To that end, let's suppose we are given an arbitrary matching in the form of a set of pairs. As a first step, let's sort them in increasing order by their first element. (We can do this because the order of listing the pairs doesn't affect their sum.) Call the ith pair after sorting (x[i], y[i]); by definition, after sorting we have x[i] <= x[i+1] for all i. Now if the matching is not already reverse-sorted, there must be a pair of adjacent y values that violate the reverse-sortedness -- i.e. there must be some i such that y[i] < y[i+1]. Let's pick the first (lowest) value of i for which this occurs, and see how swapping y[i] and y[i+1] will affect the total. To do that, we can just subtract out the contribution of the two old pairs, and add in the contribution of the two new pairs: x[i]y[i+1] + x[i+1]y[i] - x[i]y[i] - x[i+1]y[i+1] = x[i](y[i+1] - y[i]) + x[i+1](y[i] - y[i+1]). Letting d = y[i+1] - y[i], this simplifies to x[i]d - x[i+1]d = d(x[i] - x[i+1]). We know x[i] - x[i+1] <= 0, and because of how we chose i we also know d > 0, so their product must be <= 0. In other words, performing this swap never increases the total.

But does it get us any "closer" to the reverse-sorted matching, and thus to terminating? Yes, because repeating this find-violation-then-swap procedure behaves just like insertion-sorting the first i+1 elements. Let's call the original value of y[i+1] z.
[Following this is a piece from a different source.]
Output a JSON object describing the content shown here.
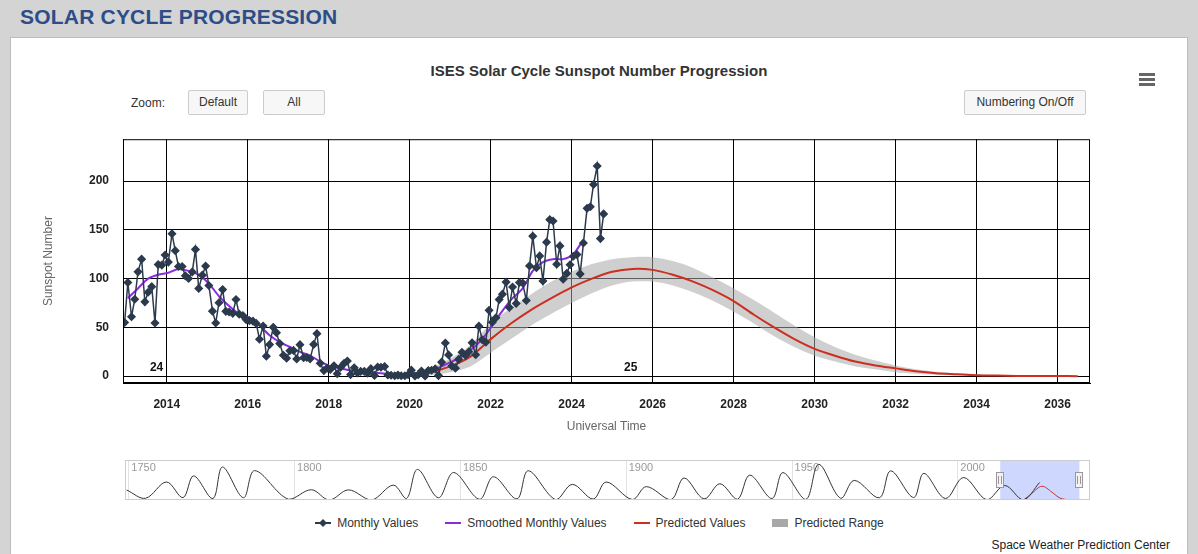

After swapping y[i] and y[i+1], the z value has just moved back one place in the list of pairs. If we rerun the process of looking for the first reverse-sorting violation, we might now find that it occurs at i-1 (i.e. we find that y[i-1] < y[i]) -- in that case, we can swap y[i-1] with y[i], moving the z value back another place. We can keep doing this until either z arrives at y[1], or we find that the first position j such that y[j] < y[j+1] also has the property that y[j-1] >= y[j+1]: the latter means that the z value has arrived in its final position, because we know that y[k] >= y[j-1] for all k < j-1. In any case, z will arrive in its final position after at most i swaps, and the next violation-finding run will find a position later than the original i -- or determine that there is no such position (i.e. that the y values are now reverse-sorted).

All in all, after at most n^2 find-violation-then-swap operations, the y values will be in reverse sorted order, and the total will be at most the original total. Since we made no assumptions about the initial matching we were given, this result applies to any given matching, so we have proven that the reverse-sorted matching is at least as good as all of them. (Notice that no aspect of this proof depends on the numbers being nonnegative, so this will apply to arrays containing negative numbers too.)

Answer 3

In order to find the smallest summation, order one set ascending, the other descending, and then multiply along the like indecies.

This is because the smallest possible product for each pairing a[i] * b[j] (for a fixed a[i] due to the need to have a result for each element) is the smallest possible value of b[j], and vice-versa.

This will also work with negatives because the greatest negative is the smallest number, and thus pairs with the most positive number from the corollary array. This further continues even when both sets are completely negative, because the result of each multiplication become equivalent to when both sets have the negatives of their values.